Pyspark and UDF types problem

Published 11-02-2020 12:20:05

Hello!

Here is a fast note that might not be obvious. Beware with UDF types in PySpark.

from pyspark.sql.functions import udf
from pyspark.sql.types import IntegerType, FloatType


def very_fun(idk):
    return(22)
    
def floating_fun(idk):
    return(22.0)

df = sqlContext.createDataFrame(
    [
        (1, 'foo'), 
        (2, 'bar'),
    ],
    ['id', 'txt'] 
)    
    
funfun_int = udf(very_fun, IntegerType())
funfun_float = udf(very_fun, FloatType())
    
floatingfun_int = udf(floating_fun, IntegerType())
floatingfun_float = udf(floating_fun, FloatType())
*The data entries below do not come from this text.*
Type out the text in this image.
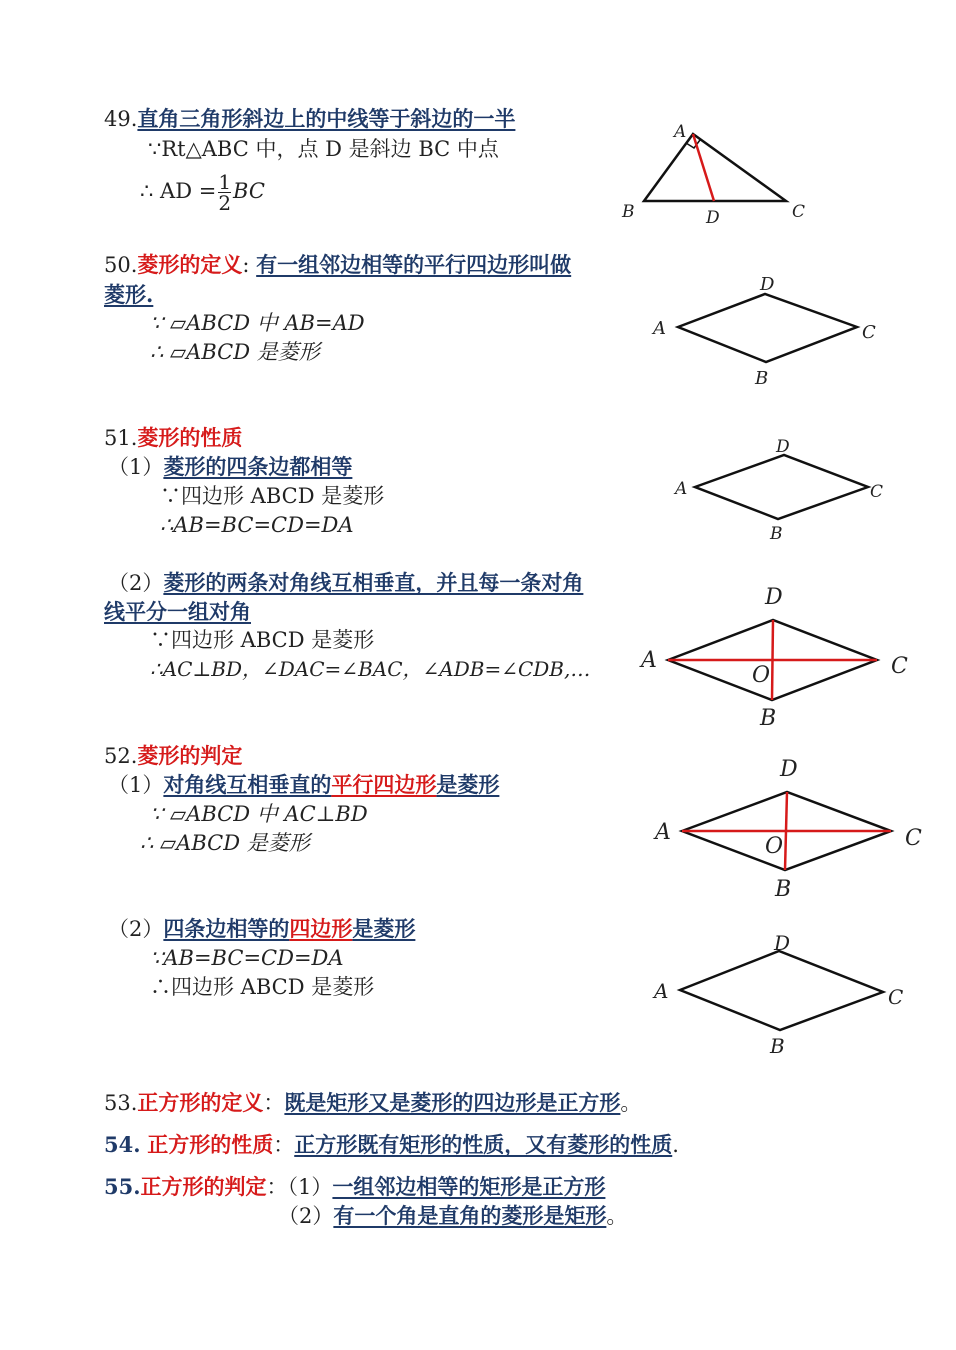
49.直角三角形斜边上的中线等于斜边的一半
∵Rt△ABC 中，点 D 是斜边 BC 中点
∴ AD = $\frac{1}{2}$ BC
A
B	C
D
50.菱形的定义: 有一组邻边相等的平行四边形叫做
菱形.
∵ ▱ABCD 中 AB=AD
∴ ▱ABCD 是菱形
A
D
C
B
51.菱形的性质
（1）菱形的四条边都相等
∵四边形 ABCD 是菱形
∴AB=BC=CD=DA
A
D
C
B
（2）菱形的两条对角线互相垂直，并且每一条对角
线平分一组对角
∵四边形 ABCD 是菱形
∴AC⊥BD，∠DAC=∠BAC，∠ADB=∠CDB,… A
D
C
B
O
52.菱形的判定
（1）对角线互相垂直的平行四边形是菱形
∵ ▱ABCD 中 AC⊥BD
∴ ▱ABCD 是菱形	A
D
C
B
O
（2）四条边相等的四边形是菱形
∵AB=BC=CD=DA
∴四边形 ABCD 是菱形	A
D
C
B
53.正方形的定义：既是矩形又是菱形的四边形是正方形。
54. 正方形的性质：正方形既有矩形的性质，又有菱形的性质.
55.正方形的判定：（1）一组邻边相等的矩形是正方形
（2）有一个角是直角的菱形是矩形。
df = df.withColumn('funfun_int', funfun_int(df['id']))
df = df.withColumn('funfun_float', funfun_float(df['id']))

df = df.withColumn('floatingfun_int', floatingfun_int(df['id']))
df = df.withColumn('floatingfun_float', floatingfun_float(df['id']))

df.show()

And the result is not very amusing:

+---+---+----------+------------+---------------+-----------------+
| id|txt|funfun_int|funfun_float|floatingfun_int|floatingfun_float|
+---+---+----------+------------+---------------+-----------------+
|  1|foo|        22|        null|           null|             22.0|
|  2|bar|        22|        null|           null|             22.0|
+---+---+----------+------------+---------------+-----------------+

Conclusion: Know your types. Pyspark UDF is not going to do a cast for you.

Nota: I haven’t tested PandasUDF in this case, but I suppose it’s going to be a bit more creative.